Vem cá, quem toca a flauta em “London, London”?

– Vem cá, você se lembra da gravação do Caetano de “London, London”, aquela de 1971? Você tem ela? Então ouça, ouça a flauta, que coisa espetacular. Quem é que toca a flauta, você sabe? Depois me liga pra me agradecer pela lembrança.

Ao telefone, Melchíades tinha ido direto ao assunto, com um tom de urgência e de comando na voz. Como o conheço há muitas décadas, não fiquei espantado: conheço o tom, é assim mesmo.

Obediente, botei pra tocar “London, London” no lugar mais rápido, o computador – a gravação original, do disco de 1971, feito em Londres, aquele em que Caetano aparece com o cabelo imenso, uma barbicha esquisita, com um casaco de lã e cara de desespero. Claro que eu me lembrava do solo de flauta que percorre toda a gravação – de fato é belíssima, a flauta, espetacular, como definiu e comandou Melchíades.

Tenho no computador e no iPod quatro versões de “London, London”. Além da original, tem a de Gal Costa no Acústico MTV de 1997, uma da menina Cibelle, e a de Caetano e Paulo Ricardo, gravada ao vivo no programa Chico & Caetano, da Rede Globo, nos anos 80, depois lançada em LP e mais tarde em CD. É emocionante, essa versão de Caetano e do então ídolo de milhões de jovens Paulo Ricardo; o RPM havia gravado a música, e foi ótimo que toda uma nova geração tenha ficado conhecendo a beleza que Caetano criou no exílio onde não se sabe se por sorte ou por castigo deu de parar.

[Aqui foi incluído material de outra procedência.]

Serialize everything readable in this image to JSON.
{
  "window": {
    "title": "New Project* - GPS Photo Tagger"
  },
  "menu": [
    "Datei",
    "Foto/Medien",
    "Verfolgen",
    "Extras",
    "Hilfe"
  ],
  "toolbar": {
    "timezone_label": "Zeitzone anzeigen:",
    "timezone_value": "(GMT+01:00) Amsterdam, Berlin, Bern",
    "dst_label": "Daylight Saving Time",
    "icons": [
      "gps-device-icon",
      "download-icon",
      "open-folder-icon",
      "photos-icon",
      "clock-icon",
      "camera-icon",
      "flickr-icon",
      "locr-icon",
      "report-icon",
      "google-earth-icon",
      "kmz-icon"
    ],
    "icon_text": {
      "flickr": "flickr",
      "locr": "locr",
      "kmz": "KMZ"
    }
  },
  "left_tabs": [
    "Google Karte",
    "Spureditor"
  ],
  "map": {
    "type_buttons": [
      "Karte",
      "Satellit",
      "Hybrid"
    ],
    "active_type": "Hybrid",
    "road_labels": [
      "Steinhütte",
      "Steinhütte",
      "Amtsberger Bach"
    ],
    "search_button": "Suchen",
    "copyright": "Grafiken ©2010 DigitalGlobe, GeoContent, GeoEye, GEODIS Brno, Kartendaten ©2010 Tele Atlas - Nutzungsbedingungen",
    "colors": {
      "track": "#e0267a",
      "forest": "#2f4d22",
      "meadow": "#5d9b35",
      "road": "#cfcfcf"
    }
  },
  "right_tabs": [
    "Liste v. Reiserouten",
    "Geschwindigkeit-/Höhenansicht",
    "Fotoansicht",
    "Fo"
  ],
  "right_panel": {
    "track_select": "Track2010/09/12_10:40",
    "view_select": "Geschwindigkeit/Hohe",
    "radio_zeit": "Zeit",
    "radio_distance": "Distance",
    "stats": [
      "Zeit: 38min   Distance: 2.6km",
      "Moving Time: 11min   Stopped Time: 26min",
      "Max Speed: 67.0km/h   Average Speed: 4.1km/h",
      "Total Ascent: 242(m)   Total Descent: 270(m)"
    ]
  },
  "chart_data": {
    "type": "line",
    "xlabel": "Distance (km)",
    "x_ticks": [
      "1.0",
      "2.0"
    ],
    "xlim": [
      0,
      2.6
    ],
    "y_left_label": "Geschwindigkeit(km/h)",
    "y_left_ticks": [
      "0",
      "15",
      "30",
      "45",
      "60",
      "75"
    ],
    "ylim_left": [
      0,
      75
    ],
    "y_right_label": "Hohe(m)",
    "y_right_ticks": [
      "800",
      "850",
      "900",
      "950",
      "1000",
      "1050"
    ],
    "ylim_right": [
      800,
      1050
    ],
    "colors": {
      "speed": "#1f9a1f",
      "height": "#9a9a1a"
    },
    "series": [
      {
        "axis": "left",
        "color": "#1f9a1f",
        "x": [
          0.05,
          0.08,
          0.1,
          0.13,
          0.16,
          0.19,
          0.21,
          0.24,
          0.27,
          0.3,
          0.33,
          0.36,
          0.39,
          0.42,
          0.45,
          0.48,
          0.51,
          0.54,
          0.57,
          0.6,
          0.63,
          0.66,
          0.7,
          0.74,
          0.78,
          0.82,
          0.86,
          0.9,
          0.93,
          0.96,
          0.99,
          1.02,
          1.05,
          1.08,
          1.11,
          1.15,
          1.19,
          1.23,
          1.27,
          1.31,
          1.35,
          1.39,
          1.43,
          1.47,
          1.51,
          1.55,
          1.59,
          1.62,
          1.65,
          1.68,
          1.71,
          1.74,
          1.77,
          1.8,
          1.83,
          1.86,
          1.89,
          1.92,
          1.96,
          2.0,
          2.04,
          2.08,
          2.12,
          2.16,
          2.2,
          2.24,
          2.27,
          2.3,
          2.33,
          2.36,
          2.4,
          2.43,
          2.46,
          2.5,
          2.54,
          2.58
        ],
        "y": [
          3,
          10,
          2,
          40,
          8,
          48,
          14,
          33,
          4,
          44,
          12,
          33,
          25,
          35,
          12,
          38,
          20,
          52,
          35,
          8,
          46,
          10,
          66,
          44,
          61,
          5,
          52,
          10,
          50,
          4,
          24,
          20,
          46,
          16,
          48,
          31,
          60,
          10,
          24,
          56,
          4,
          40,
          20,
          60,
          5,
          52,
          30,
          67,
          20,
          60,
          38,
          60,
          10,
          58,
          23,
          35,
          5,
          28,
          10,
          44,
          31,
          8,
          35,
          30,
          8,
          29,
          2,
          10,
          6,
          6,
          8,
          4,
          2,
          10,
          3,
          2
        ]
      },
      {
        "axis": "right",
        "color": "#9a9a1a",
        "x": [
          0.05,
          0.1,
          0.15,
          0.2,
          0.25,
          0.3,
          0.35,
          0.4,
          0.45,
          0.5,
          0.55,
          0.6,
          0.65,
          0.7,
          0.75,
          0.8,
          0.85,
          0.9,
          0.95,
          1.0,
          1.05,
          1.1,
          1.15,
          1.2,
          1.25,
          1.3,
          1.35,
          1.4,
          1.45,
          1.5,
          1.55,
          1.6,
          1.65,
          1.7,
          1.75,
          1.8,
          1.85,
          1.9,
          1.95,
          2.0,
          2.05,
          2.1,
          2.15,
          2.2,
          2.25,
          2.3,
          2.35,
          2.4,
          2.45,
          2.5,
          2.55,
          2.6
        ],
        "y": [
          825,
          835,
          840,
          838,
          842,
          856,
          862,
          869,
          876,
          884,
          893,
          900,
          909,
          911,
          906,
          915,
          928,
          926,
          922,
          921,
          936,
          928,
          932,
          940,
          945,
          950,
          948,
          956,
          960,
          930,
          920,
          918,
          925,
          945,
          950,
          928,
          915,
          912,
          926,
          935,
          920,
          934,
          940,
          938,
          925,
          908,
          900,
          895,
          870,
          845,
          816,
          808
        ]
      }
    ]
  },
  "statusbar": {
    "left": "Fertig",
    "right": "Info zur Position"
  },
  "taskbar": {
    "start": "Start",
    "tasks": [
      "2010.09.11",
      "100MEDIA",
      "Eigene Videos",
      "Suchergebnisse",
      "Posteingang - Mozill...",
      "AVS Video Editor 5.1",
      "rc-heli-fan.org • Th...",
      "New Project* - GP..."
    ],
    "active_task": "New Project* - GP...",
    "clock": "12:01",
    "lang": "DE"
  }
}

Me lembro que, naquela época, minha filha Fernanda, então com uns 12 anos, e minha amiga Mônica Maia, então pouco mais velha que Fernanda, compartilhavam uma paixão pelo RPM; não me lembro, mas seguramente devo ter contado para elas a história do exílio de Caetano e Gil; devo ter falado para elas o que diz a letra extasiante.

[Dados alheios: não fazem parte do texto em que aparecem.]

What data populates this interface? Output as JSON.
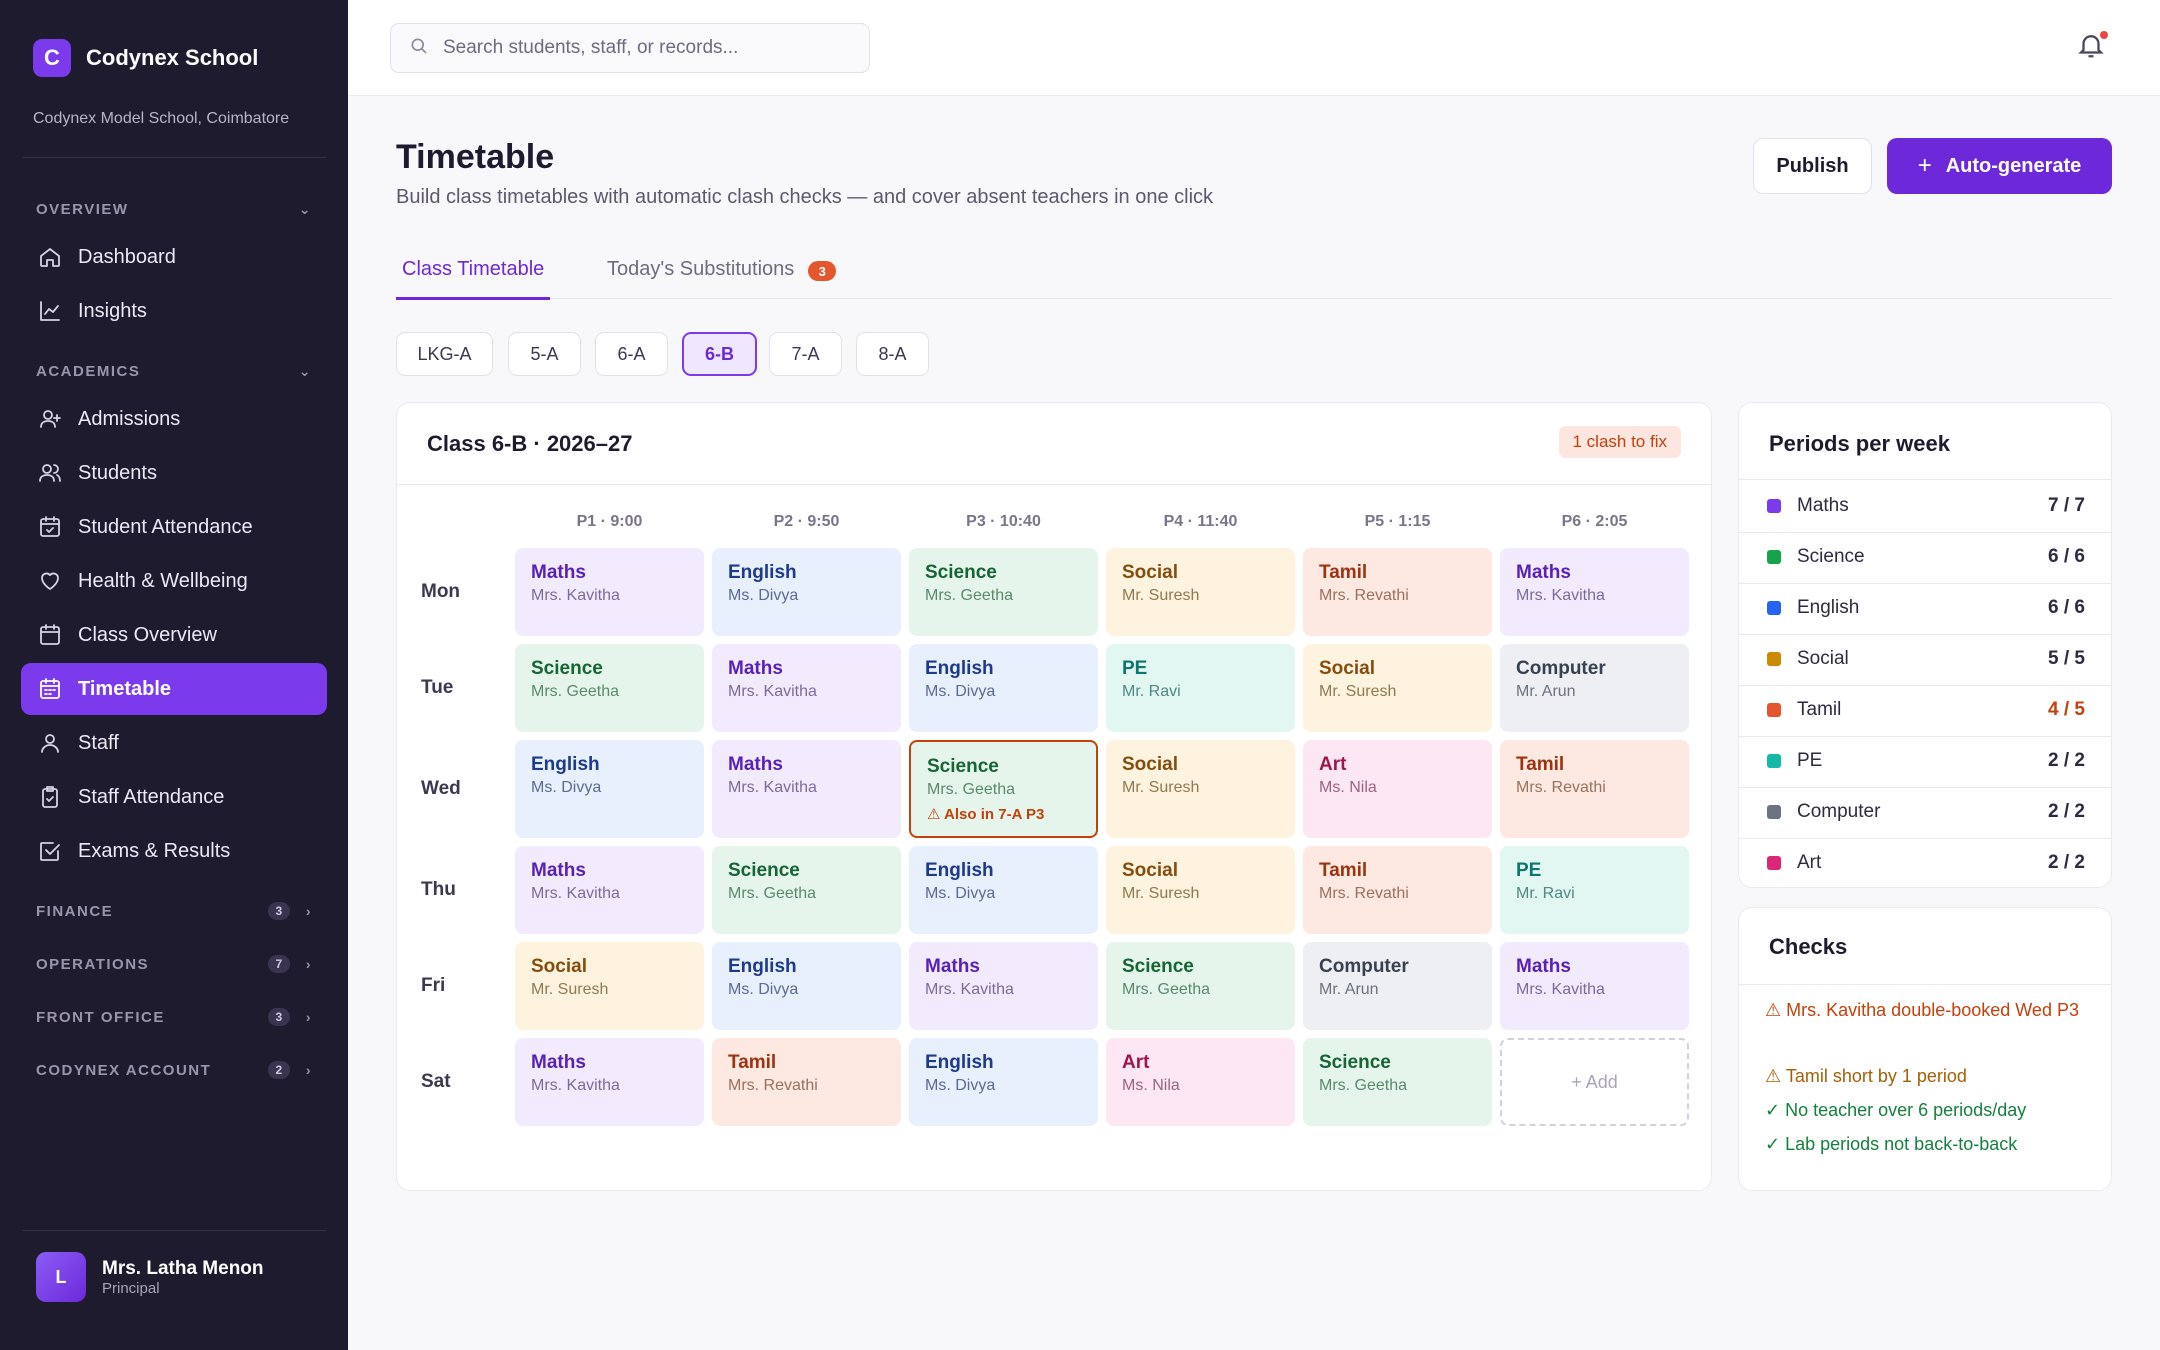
{
  "brand": {
    "logo_letter": "C",
    "name": "Codynex School",
    "school": "Codynex Model School, Coimbatore"
  },
  "sidebar": {
    "overview": {
      "label": "OVERVIEW",
      "items": [
        {
          "label": "Dashboard",
          "icon": "home-icon"
        },
        {
          "label": "Insights",
          "icon": "chart-line-icon"
        }
      ]
    },
    "academics": {
      "label": "ACADEMICS",
      "items": [
        {
          "label": "Admissions",
          "icon": "user-plus-icon"
        },
        {
          "label": "Students",
          "icon": "users-icon"
        },
        {
          "label": "Student Attendance",
          "icon": "calendar-check-icon"
        },
        {
          "label": "Health & Wellbeing",
          "icon": "heart-icon"
        },
        {
          "label": "Class Overview",
          "icon": "calendar-icon"
        },
        {
          "label": "Timetable",
          "icon": "calendar-grid-icon",
          "active": true
        },
        {
          "label": "Staff",
          "icon": "user-icon"
        },
        {
          "label": "Staff Attendance",
          "icon": "clipboard-check-icon"
        },
        {
          "label": "Exams & Results",
          "icon": "checkbox-icon"
        }
      ]
    },
    "collapsed": [
      {
        "label": "FINANCE",
        "count": "3"
      },
      {
        "label": "OPERATIONS",
        "count": "7"
      },
      {
        "label": "FRONT OFFICE",
        "count": "3"
      },
      {
        "label": "CODYNEX ACCOUNT",
        "count": "2"
      }
    ],
    "user": {
      "initial": "L",
      "name": "Mrs. Latha Menon",
      "role": "Principal"
    }
  },
  "topbar": {
    "search_placeholder": "Search students, staff, or records..."
  },
  "header": {
    "title": "Timetable",
    "subtitle": "Build class timetables with automatic clash checks — and cover absent teachers in one click",
    "publish_label": "Publish",
    "auto_label": "Auto-generate"
  },
  "tabs": [
    {
      "label": "Class Timetable",
      "active": true
    },
    {
      "label": "Today's Substitutions",
      "badge": "3"
    }
  ],
  "classes": [
    {
      "label": "LKG-A"
    },
    {
      "label": "5-A"
    },
    {
      "label": "6-A"
    },
    {
      "label": "6-B",
      "active": true
    },
    {
      "label": "7-A"
    },
    {
      "label": "8-A"
    }
  ],
  "timetable": {
    "title": "Class 6-B · 2026–27",
    "clash_label": "1 clash to fix",
    "periods": [
      "P1 · 9:00",
      "P2 · 9:50",
      "P3 · 10:40",
      "P4 · 11:40",
      "P5 · 1:15",
      "P6 · 2:05"
    ],
    "days": [
      {
        "day": "Mon",
        "cells": [
          {
            "subject": "Maths",
            "teacher": "Mrs. Kavitha"
          },
          {
            "subject": "English",
            "teacher": "Ms. Divya"
          },
          {
            "subject": "Science",
            "teacher": "Mrs. Geetha"
          },
          {
            "subject": "Social",
            "teacher": "Mr. Suresh"
          },
          {
            "subject": "Tamil",
            "teacher": "Mrs. Revathi"
          },
          {
            "subject": "Maths",
            "teacher": "Mrs. Kavitha"
          }
        ]
      },
      {
        "day": "Tue",
        "cells": [
          {
            "subject": "Science",
            "teacher": "Mrs. Geetha"
          },
          {
            "subject": "Maths",
            "teacher": "Mrs. Kavitha"
          },
          {
            "subject": "English",
            "teacher": "Ms. Divya"
          },
          {
            "subject": "PE",
            "teacher": "Mr. Ravi"
          },
          {
            "subject": "Social",
            "teacher": "Mr. Suresh"
          },
          {
            "subject": "Computer",
            "teacher": "Mr. Arun"
          }
        ]
      },
      {
        "day": "Wed",
        "cells": [
          {
            "subject": "English",
            "teacher": "Ms. Divya"
          },
          {
            "subject": "Maths",
            "teacher": "Mrs. Kavitha"
          },
          {
            "subject": "Science",
            "teacher": "Mrs. Geetha",
            "warning": "⚠ Also in 7-A P3"
          },
          {
            "subject": "Social",
            "teacher": "Mr. Suresh"
          },
          {
            "subject": "Art",
            "teacher": "Ms. Nila"
          },
          {
            "subject": "Tamil",
            "teacher": "Mrs. Revathi"
          }
        ]
      },
      {
        "day": "Thu",
        "cells": [
          {
            "subject": "Maths",
            "teacher": "Mrs. Kavitha"
          },
          {
            "subject": "Science",
            "teacher": "Mrs. Geetha"
          },
          {
            "subject": "English",
            "teacher": "Ms. Divya"
          },
          {
            "subject": "Social",
            "teacher": "Mr. Suresh"
          },
          {
            "subject": "Tamil",
            "teacher": "Mrs. Revathi"
          },
          {
            "subject": "PE",
            "teacher": "Mr. Ravi"
          }
        ]
      },
      {
        "day": "Fri",
        "cells": [
          {
            "subject": "Social",
            "teacher": "Mr. Suresh"
          },
          {
            "subject": "English",
            "teacher": "Ms. Divya"
          },
          {
            "subject": "Maths",
            "teacher": "Mrs. Kavitha"
          },
          {
            "subject": "Science",
            "teacher": "Mrs. Geetha"
          },
          {
            "subject": "Computer",
            "teacher": "Mr. Arun"
          },
          {
            "subject": "Maths",
            "teacher": "Mrs. Kavitha"
          }
        ]
      },
      {
        "day": "Sat",
        "cells": [
          {
            "subject": "Maths",
            "teacher": "Mrs. Kavitha"
          },
          {
            "subject": "Tamil",
            "teacher": "Mrs. Revathi"
          },
          {
            "subject": "English",
            "teacher": "Ms. Divya"
          },
          {
            "subject": "Art",
            "teacher": "Ms. Nila"
          },
          {
            "subject": "Science",
            "teacher": "Mrs. Geetha"
          },
          {
            "add": "+ Add"
          }
        ]
      }
    ]
  },
  "subject_colors": {
    "Maths": {
      "bg": "#f1ebfd",
      "fg": "#5b21b6",
      "sub": "#7c6a9c"
    },
    "English": {
      "bg": "#e8effd",
      "fg": "#1e3a8a",
      "sub": "#5a6b94"
    },
    "Science": {
      "bg": "#e6f5ec",
      "fg": "#166534",
      "sub": "#5b8a6b"
    },
    "Social": {
      "bg": "#fdf3df",
      "fg": "#854d0e",
      "sub": "#8f7a52"
    },
    "Tamil": {
      "bg": "#fde9e1",
      "fg": "#9a3412",
      "sub": "#9c705f"
    },
    "PE": {
      "bg": "#e2f6f2",
      "fg": "#0f766e",
      "sub": "#4f8a83"
    },
    "Computer": {
      "bg": "#eeeff2",
      "fg": "#374151",
      "sub": "#6b7280"
    },
    "Art": {
      "bg": "#fce7f3",
      "fg": "#9d174d",
      "sub": "#9a6482"
    }
  },
  "periods_per_week": {
    "title": "Periods per week",
    "rows": [
      {
        "subject": "Maths",
        "value": "7 / 7",
        "color": "#7c3aed"
      },
      {
        "subject": "Science",
        "value": "6 / 6",
        "color": "#16a34a"
      },
      {
        "subject": "English",
        "value": "6 / 6",
        "color": "#2563eb"
      },
      {
        "subject": "Social",
        "value": "5 / 5",
        "color": "#ca8a04"
      },
      {
        "subject": "Tamil",
        "value": "4 / 5",
        "color": "#e4572e",
        "short": true
      },
      {
        "subject": "PE",
        "value": "2 / 2",
        "color": "#14b8a6"
      },
      {
        "subject": "Computer",
        "value": "2 / 2",
        "color": "#6b7280"
      },
      {
        "subject": "Art",
        "value": "2 / 2",
        "color": "#db2777"
      }
    ]
  },
  "checks": {
    "title": "Checks",
    "items": [
      {
        "text": "⚠ Mrs. Kavitha double-booked Wed P3",
        "color": "#c2410c"
      },
      {
        "text": "⚠ Tamil short by 1 period",
        "color": "#a16207"
      },
      {
        "text": "✓ No teacher over 6 periods/day",
        "color": "#15803d"
      },
      {
        "text": "✓ Lab periods not back-to-back",
        "color": "#15803d"
      }
    ]
  }
}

Este país é tão jovem e tem a memória tão curta que me lembro ter lido que o próprio Moreno, o filho mais velho de Caetano, surpreendeu-se ao saber que “Debaixo dos Caracóis dos Seus Cabelos” havia sido composta por Roberto Carlos para seu pai. Isso foi em 1992, durante a turnê de Caetano que resultaria no LP e CD duplos Circuladô ao Vivo, que contém a versão de Caetano para a canção em homenagem a ele. Em 1992 fazia 21 anos que Roberto havia gravado a música, em seu disco de 1971, um dos melhores de sua carreira, se não o melhor, o que tem “Detalhes”, “Como Dois e Dois”, “Traumas”, “Todos Estão Surdos”. Em 21 anos o país havia se esquecido da visita de Roberto à casa em que um amargurado Caetano sofria no seu exílio londrino – “O Rei esteve na minha casa e eu chorei”, escreveu ele num de seus belos textos publicados no Pasquim.

Mas tergiversei um pouco.

Das quatro versões de “London, London” que tenho no computador e no iPod, a mais bela é sem dúvida a original, a da flauta fantástica, sinuosa, insinuante, que acompanha os versos absurdamente tristes do artista desterrado pela imbecilidade e truculência do regime dos generais.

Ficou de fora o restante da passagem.